House Speaker John A. Boehner denied President Obama and his allies what they wanted most of all - a shutdown of the government’s nonessential functions. The Democrats already had distributed the talking points labeling Republicans as “extreme” for daring to suggest that the government shouldn’t be borrowing quite so much money this year. Now Mr. Boehner has succeeded in robbing Democrats of their message.

That puts Mr. Obama in a difficult position Wednesday as he makes a major policy speech to defend his 2012 budget submission, which asks for another $3.7 trillion in spending. Feigning concern, the president will claim tax increases on “the rich” will cover his deficit. When the battleground is fiscal responsibility, the biggest-spending chief executive in the world’s history can hardly make a convincing case that he’s a budget hawk.

Mr. Obama’s credibility is already slipping. In a Rasmussen Reports survey released Monday, the number of people expressing strong support for the president dipped to just 19 percent. It’s not going to get any stronger once the White House strategy officially shifts from borrow-and-stimulate to the classic Democratic tax-and-spend line. Everyone in the rest of the country realizes Uncle Sam needs to go on a diet, but Democrats aren’t about to give up on their scheme of doling out taxpayer money to political friends.

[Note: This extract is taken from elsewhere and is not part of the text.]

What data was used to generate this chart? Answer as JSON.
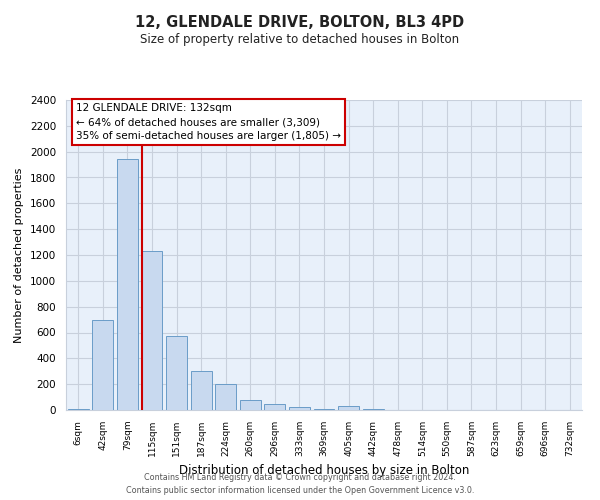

The Tea Party Patriots don’t see it that way and called the budget deal a “hollow victory.” To be sure, reducing the increase in federal spending by just $38.5 billion represents a few crumbs left over on the table after an enormous binge. The reality is that even the original Republican target of $100 billion in savings would not have yielded a real cut. In the first half of fiscal 2011, the government already has spent $179 billion more than it had spent in 2010, according to the latest Congressional Budget Office figures - and there are still six more months to go.

Instead of going after a symbolic victory of $100 billion or $61 billion, Mr. Boehner wants to fight on the high ground: the 2012 budget proposal offered by House Budget Committee Chairman Paul Ryan, Wisconsin Republican. The document outlines the first real, non-Washington cut in federal outlays in almost 50 years. It offers reforms to entitlement programs without which the books are never going to balance. The modest spending blueprint offers a cohesive vision of where we need to be as a country. In the war of words, Mr. Ryan’s budget will be easier to defend than a stalemate over what the sneering class described as “policy riders.”

The exact language of the 2011 budget deal has yet to be released, but the agreement includes a few concessions that will be useful in the long haul. An audit of various aspects of Obamacare will reveal the program’s true cost. Senate votes on this and taxpayer funding of the abortionists at Planned Parenthood will be useful in the 2012 Senate campaign. On Friday, Republicans secured an immediate $2 billion in total spending reductions from programs close to the president’s heart, including $1.5 billion in high-speed rail and $280 million for light rail, monorail and “people mover” systems.

In the weeks to come, Mr. Obama will find it harder and harder to get away with pushing his big-spending plans. With a vote on raising the debt ceiling looming, more concessions are on the way for Republicans.